Certain characters in Charm City Kings are so familiar as to perhaps be clichés: hotheaded Lamont, desperate to prove himself; the well-meaning Rivers, who is the rare good cop in Baltimore city’s notoriously corrupt force; the begrudgingly wise Blax, who is a living expression of Al Pacino’s anguished “Just when I thought I was out, they pull me back in!” But the film’s strengths are rousing enough to forgive, or at least tolerate, those issues. Winston is a particularly great find, an incredibly emotive actor whose elastic face allows for a variety of intense emotions—anger, grief, fear, self-confidence—to play out one after another. Winston seems to grow up before our eyes during Charm City Kings, and a scene that contrasts the young man he becomes with the boy he was is intentional and impactful. And equally appealing is the film’s treatment of the dirt bike riders, whose incredible athleticism and spontaneity is treated here with respect and reverence.
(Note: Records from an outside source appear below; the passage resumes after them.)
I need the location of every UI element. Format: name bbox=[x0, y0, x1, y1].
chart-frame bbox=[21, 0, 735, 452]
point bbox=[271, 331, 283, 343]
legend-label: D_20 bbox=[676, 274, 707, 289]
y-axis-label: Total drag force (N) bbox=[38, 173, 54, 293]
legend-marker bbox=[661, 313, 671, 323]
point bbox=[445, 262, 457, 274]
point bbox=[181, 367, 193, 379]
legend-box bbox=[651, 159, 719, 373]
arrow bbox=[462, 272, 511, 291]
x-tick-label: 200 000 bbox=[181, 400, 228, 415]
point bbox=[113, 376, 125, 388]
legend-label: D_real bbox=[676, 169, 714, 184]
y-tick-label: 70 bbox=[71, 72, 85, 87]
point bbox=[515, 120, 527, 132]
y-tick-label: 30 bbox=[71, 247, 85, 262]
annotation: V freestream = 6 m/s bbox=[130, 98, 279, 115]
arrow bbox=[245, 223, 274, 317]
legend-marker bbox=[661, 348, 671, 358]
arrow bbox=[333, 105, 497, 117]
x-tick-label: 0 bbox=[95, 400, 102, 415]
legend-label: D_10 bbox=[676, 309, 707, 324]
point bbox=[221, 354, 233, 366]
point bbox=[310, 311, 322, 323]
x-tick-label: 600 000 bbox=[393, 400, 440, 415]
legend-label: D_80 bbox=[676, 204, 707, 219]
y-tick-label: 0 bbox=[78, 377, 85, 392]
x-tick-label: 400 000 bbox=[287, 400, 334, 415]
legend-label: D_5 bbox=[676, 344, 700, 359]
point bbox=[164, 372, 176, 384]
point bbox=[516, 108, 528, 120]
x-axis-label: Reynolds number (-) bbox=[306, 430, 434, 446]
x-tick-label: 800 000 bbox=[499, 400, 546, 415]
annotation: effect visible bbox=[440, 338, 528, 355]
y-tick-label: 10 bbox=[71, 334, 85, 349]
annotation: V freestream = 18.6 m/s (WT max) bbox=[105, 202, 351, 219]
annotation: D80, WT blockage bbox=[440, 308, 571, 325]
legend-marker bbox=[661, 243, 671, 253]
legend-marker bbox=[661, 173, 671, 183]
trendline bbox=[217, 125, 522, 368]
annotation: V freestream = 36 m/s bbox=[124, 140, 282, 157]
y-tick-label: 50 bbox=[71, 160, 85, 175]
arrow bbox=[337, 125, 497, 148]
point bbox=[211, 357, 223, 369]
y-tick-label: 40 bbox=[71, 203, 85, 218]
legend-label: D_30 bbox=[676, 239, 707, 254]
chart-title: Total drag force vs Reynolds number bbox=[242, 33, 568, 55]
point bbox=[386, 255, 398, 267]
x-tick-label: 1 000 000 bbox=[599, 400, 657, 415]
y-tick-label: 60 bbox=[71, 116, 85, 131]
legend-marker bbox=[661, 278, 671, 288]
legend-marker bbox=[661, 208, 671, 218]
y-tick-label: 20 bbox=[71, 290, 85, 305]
Their meetups are an opportunity for cinematographer Katelin Arizmendi (who also shot this year’s body horror Swallow) to get us directly into the action, following the riders as they dip low enough to run their hands along the ground, or as they spin around in smoky, revving circles, or as they lead the police through the streets of Baltimore in a frenzied chase. And for those who frown and wonder whether Charm City Kings is encouraging criminality, be aware that the closing credits include a number of failed tricks and goofy wipe-outs that subvert the idea that everything these riders do is automatically awesome.
That nuance and duality is also applied to the presentation of Baltimore itself. A slow pan shows us the vibrancy of the block on which Mouse lives, of the multiple generations who populate these rowhouses and who chat to each other on their porches, but we see the boarded-up and abandoned houses, too. We see the busy streets that the Midnight Clique interrupts as they evade the police, and the local fixtures that attract Baltimoreans (including a sighting of a local chain, Hip Hop Fish & Chicken, which pleased me a great deal!) alongside other empty storefronts. Baltimore is a city that often feels deeply divided between the whitewashed, consumerized Inner Harbor area and everywhere else, particularly the neighborhoods Black families have called home for decades, but Charm City Kings doesn’t even bother paying attention to the former. That version of the city doesn’t interest the film. Instead, it’s the energy and allure of this thriving subculture that Charm City Kings is committed to exploring, and even with some trite hiccups, the portrait is lively and engrossing.
Charm City Kings is available for streaming on HBO Max as of October 8, 2020.